Зато в самом Марфином логове, в Неревском конце, выходило интересное. Там-то все минувшие недели главная схватка и кипела.
Обе стороны перепробовали все обычные предвыборные каверзы.
Конечно, не обошлось без «грязнухи» – так назывались слухи, порочащие враждебного выдвиженца.
Марфины «шептуны» повсюду говорили про Ярослава Булавина, что он брешет: напали на булавинскую семью не псковские из мести, а какие-то безвестные тати, из корысти, а Ярослав-де перетрусил и убежал, бросил старика-отца и беззащитную жену на погибель. Сыскался даже свидетель, калика, божий странник, который якобы сидел в кустах и собственными глазами видел, как Ярослав после сам себя по лбу рубанул саблей. (Здесь всё было кривдой, за исключением того, что псковские на Булавиных не нападали. Саблей боярина ударил Изосим, осторожно – чтобы крови вышло много, а шрам получился тонкий, мужественному лицу в украшение.)

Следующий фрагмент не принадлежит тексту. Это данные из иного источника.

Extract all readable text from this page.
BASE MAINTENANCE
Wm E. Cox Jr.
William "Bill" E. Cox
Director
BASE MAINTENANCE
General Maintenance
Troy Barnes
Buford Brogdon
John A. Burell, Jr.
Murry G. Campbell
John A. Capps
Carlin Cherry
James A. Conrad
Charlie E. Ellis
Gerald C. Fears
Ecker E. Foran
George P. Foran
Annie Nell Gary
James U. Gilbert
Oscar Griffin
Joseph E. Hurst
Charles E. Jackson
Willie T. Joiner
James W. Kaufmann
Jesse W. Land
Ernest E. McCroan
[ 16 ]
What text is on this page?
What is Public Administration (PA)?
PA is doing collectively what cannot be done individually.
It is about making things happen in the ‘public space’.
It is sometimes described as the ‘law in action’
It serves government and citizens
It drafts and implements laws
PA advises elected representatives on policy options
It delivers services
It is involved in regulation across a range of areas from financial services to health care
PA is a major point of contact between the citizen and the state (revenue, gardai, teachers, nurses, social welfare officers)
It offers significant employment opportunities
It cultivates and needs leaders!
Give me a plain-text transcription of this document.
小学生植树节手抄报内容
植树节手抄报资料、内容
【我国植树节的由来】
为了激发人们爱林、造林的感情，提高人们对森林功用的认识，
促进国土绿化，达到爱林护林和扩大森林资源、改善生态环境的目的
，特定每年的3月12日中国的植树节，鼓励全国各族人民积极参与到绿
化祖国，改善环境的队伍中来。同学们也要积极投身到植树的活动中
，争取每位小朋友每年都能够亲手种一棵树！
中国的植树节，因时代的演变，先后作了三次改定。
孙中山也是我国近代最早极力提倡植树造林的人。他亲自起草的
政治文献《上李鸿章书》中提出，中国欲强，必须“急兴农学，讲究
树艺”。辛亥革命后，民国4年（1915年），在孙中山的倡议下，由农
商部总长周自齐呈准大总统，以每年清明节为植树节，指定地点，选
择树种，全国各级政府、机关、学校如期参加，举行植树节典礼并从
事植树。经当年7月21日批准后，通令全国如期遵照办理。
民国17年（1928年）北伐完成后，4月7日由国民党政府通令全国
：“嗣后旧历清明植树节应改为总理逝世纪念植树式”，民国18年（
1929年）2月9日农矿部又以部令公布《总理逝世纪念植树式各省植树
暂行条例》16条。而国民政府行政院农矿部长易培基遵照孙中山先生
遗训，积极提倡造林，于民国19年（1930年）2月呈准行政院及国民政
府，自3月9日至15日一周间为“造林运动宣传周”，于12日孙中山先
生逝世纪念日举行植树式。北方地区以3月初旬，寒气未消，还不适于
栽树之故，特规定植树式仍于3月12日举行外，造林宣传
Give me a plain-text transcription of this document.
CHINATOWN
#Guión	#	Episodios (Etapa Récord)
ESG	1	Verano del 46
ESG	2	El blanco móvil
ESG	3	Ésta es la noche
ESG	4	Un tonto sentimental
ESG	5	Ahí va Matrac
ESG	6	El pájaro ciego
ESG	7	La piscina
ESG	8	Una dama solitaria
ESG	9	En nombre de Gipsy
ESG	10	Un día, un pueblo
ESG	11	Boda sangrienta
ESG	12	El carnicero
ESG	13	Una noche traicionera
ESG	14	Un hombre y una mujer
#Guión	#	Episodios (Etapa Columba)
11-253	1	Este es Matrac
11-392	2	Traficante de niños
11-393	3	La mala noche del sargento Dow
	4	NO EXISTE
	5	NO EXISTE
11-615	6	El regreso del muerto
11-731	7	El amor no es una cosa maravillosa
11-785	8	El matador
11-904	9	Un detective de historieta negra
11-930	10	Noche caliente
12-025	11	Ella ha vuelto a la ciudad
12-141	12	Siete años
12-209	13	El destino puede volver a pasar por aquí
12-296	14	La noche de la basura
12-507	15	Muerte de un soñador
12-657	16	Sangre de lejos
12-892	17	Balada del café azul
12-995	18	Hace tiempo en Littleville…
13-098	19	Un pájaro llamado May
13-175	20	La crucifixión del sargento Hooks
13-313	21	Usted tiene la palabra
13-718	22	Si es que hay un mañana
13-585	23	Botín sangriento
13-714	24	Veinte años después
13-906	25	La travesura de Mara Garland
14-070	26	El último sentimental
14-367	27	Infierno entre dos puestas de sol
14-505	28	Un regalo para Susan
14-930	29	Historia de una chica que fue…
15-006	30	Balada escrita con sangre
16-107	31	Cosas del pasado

Однако свидетель действительно ходил по улицам – благостный, седобородый. Клялся на иконе, и многие верили. Берестянки от рознюхов стали показывать худое.
Но расторопный Изосим не оплошал. Стал копать, что за калика такой. Оказалось, бывший печерский чернец, выгнан из обители за воровство и многоблудие. Доставили из монастыря подлинных старцев, они о том по всем церквам рассказывали. И рознюхи донесли, что положение поправилось. Не задалась Марфина грязнуха.
Сильно помогал и сам Булавин. На него довольно было поглядеть, послушать – и всем становилось ясно, что такой орел ни от кого бегать не станет.
Погремец был исключительно удачный, Настасья не могла на него нарадоваться.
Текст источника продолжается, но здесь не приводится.